Он знал, что можно попробовать еще. Вьюжка лежала, свернувшись у огня рядом; он вынул из кармана кисет с патронами, вытряхнул их в снег, обернул шнурок вокруг шеи собаки, туго завязал его. Делал это быстро — и опять развязал. Охватил ножом кусок подола клетчатой рубахи, вложил в кисет и крепче прежнего затянул его. «От бы пошла!..» — Он толкнул ее от себя.

— Гыть-гыть! Гыть! — крикнул он, будто она шла в упряжке к дому. Вьюжка завиляла хвостом — и подошла.

— Домой! — прохрипел он как можно более низким злым голосом. Собака распустила завернутый на спину хвост и, стоя в метре от него, виляла самым кончиком. — Пошла домой! — крикнул он изо всех сил — от напряжения боль была очень сильная.
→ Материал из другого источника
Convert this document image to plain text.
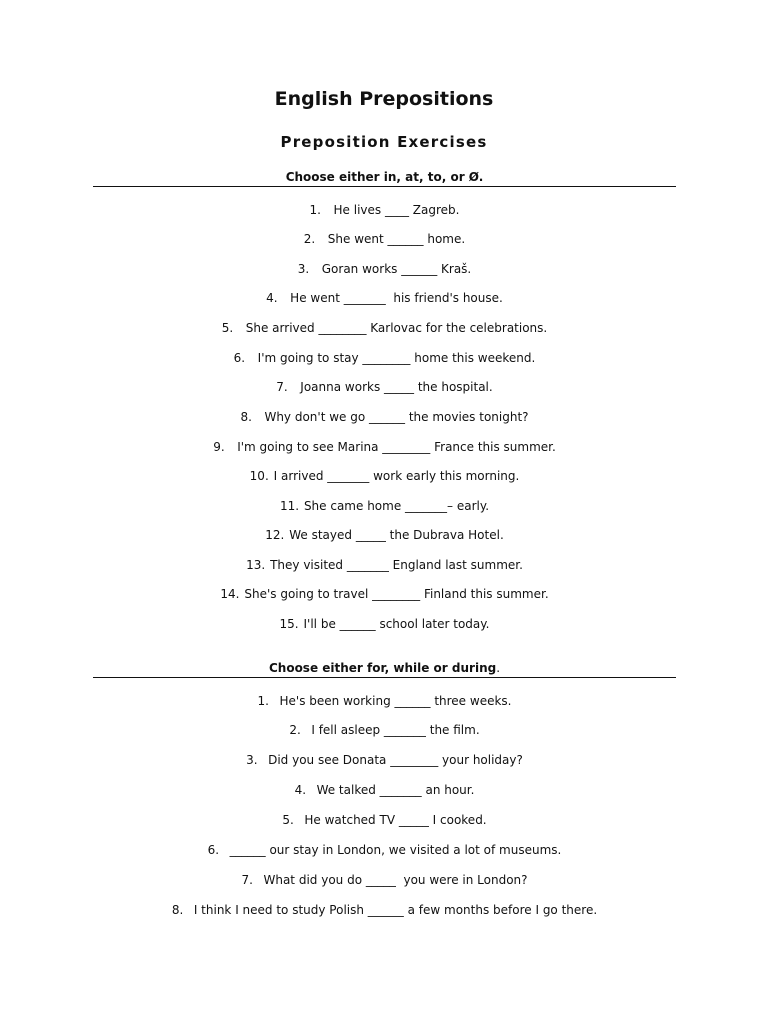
English Prepositions
Preposition Exercises
Choose either in, at, to, or Ø.
1. He lives ____ Zagreb.
2. She went ______ home.
3. Goran works ______ Kraš.
4. He went _______  his friend's house.
5. She arrived ________ Karlovac for the celebrations.
6. I'm going to stay ________ home this weekend.
7. Joanna works _____ the hospital.
8. Why don't we go ______ the movies tonight?
9. I'm going to see Marina ________ France this summer.
10. I arrived _______ work early this morning.
11. She came home _______– early.
12. We stayed _____ the Dubrava Hotel.
13. They visited _______ England last summer.
14. She's going to travel ________ Finland this summer.
15. I'll be ______ school later today.
Choose either for, while or during.
1. He's been working ______ three weeks.
2. I fell asleep _______ the film.
3. Did you see Donata ________ your holiday?
4. We talked _______ an hour.
5. He watched TV _____ I cooked.
6. ______ our stay in London, we visited a lot of museums.
7. What did you do _____  you were in London?
8. I think I need to study Polish ______ a few months before I go there.
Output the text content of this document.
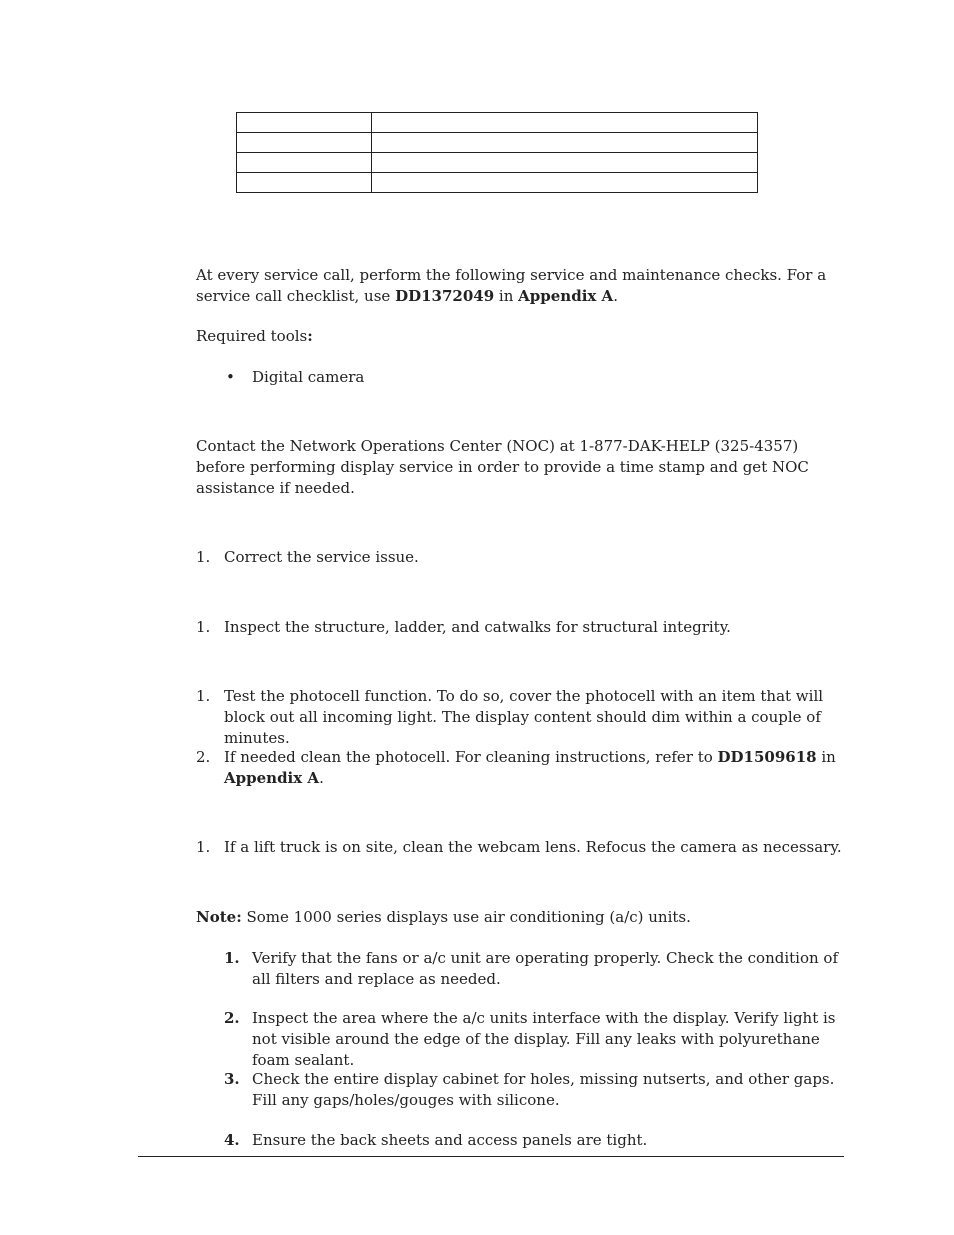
At every service call, perform the following service and maintenance checks. For a service call checklist, use DD1372049 in Appendix A.

Required tools:

• Digital camera

Contact the Network Operations Center (NOC) at 1-877-DAK-HELP (325-4357) before performing display service in order to provide a time stamp and get NOC assistance if needed.

1. Correct the service issue.

1. Inspect the structure, ladder, and catwalks for structural integrity.

1. Test the photocell function. To do so, cover the photocell with an item that will block out all incoming light. The display content should dim within a couple of minutes.

2. If needed clean the photocell. For cleaning instructions, refer to DD1509618 in Appendix A.

1. If a lift truck is on site, clean the webcam lens. Refocus the camera as necessary.

Note: Some 1000 series displays use air conditioning (a/c) units.

1. Verify that the fans or a/c unit are operating properly. Check the condition of all filters and replace as needed.

2. Inspect the area where the a/c units interface with the display. Verify light is not visible around the edge of the display. Fill any leaks with polyurethane foam sealant.

3. Check the entire display cabinet for holes, missing nutserts, and other gaps. Fill any gaps/holes/gouges with silicone.

4. Ensure the back sheets and access panels are tight.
Вьюжка отпрянула и, сдвинув уши на самую макушку, пригнулась, вид у нее был растерянный, виноватый. Она легла. «Как же, вражина! — подумал зло Григорий. — Пойдет она!.. Как же!.. Лобан — тот бы бросил. Того понужни — и он подался. А эта пойдет?.. Не пойдет! Помрешь — не пойдет!» Он и раньше подумал, что так будет, но все же надеялся, а теперь наверное знал: не пойдет.

Он рассердился не на шутку — схватил посох, как-то судорожно, левой рукой дотянувшись, ударил Вьюжку по боку. Лайка громко завизжала тягучим женским визгом, упала на бок, хватая клыками мех на боку, отбежала, продолжая скулить. Она опять села, смотрела на Григория — и страх был в глазах. Собака не приближалась больше и не собиралась бежать в деревню: сидела на лыжне и смотрела. Тупая злоба с отчаяньем захватила хозяина. Он позабыл все, вскочил с посохом в руках и от резкой боли упал.

Он пришел в сознание от прикосновения холодного. Кедровый пень тлел. Вьюжка дружелюбно лизала лицо. Он опять гнал ее — она, отбежав, садилась на снег, а потом укладывалась на лыжне, свернувшись, следила за ним. «От костра в деревню не уйдет. Хоть помаленьку идти. Будет бежать впереди — может и пойдет», — еще так он подумал и кое-как, обессиленный, привстал и медленно стал продвигаться по лыжне. Но боль и дурнота подступили опять — и он опустился на лыжню.

Несколько раз чуть ли не совсем терял сознание и полз назад, к кострищу. Он вернулся туда— и уже не поднимался больше. Только и хватало воли подвигать из-под себя лыжи ближе и ближе к теплу и подвигать тело по мере того как угасал костер.

Он думал, что умрет, и умирать нет охоты — не в дальней тайге, а тут, недалеко от дома. Он чуть ли не терял сознание, а потом оно прояснилось, и он пробовал ползти, но уже не мог и забывался. Ему показалось, что он снова на заготпункте и вертит без конца добытых соболей в барабане с опилками, крутит ручку раз и еще раз; потом он вспомнил, как овода летят в самый жар на середине реки за лодкой и не могут ее догнать, но не отстают, а потом все враз пропадают, как только солнце зайдет за тучу. И он увидел, как меньший сын, попрощавшись, убегает домой по угору — напрямик, и вязнет, и теряет пимы в снегу, и мелькает босыми пятками.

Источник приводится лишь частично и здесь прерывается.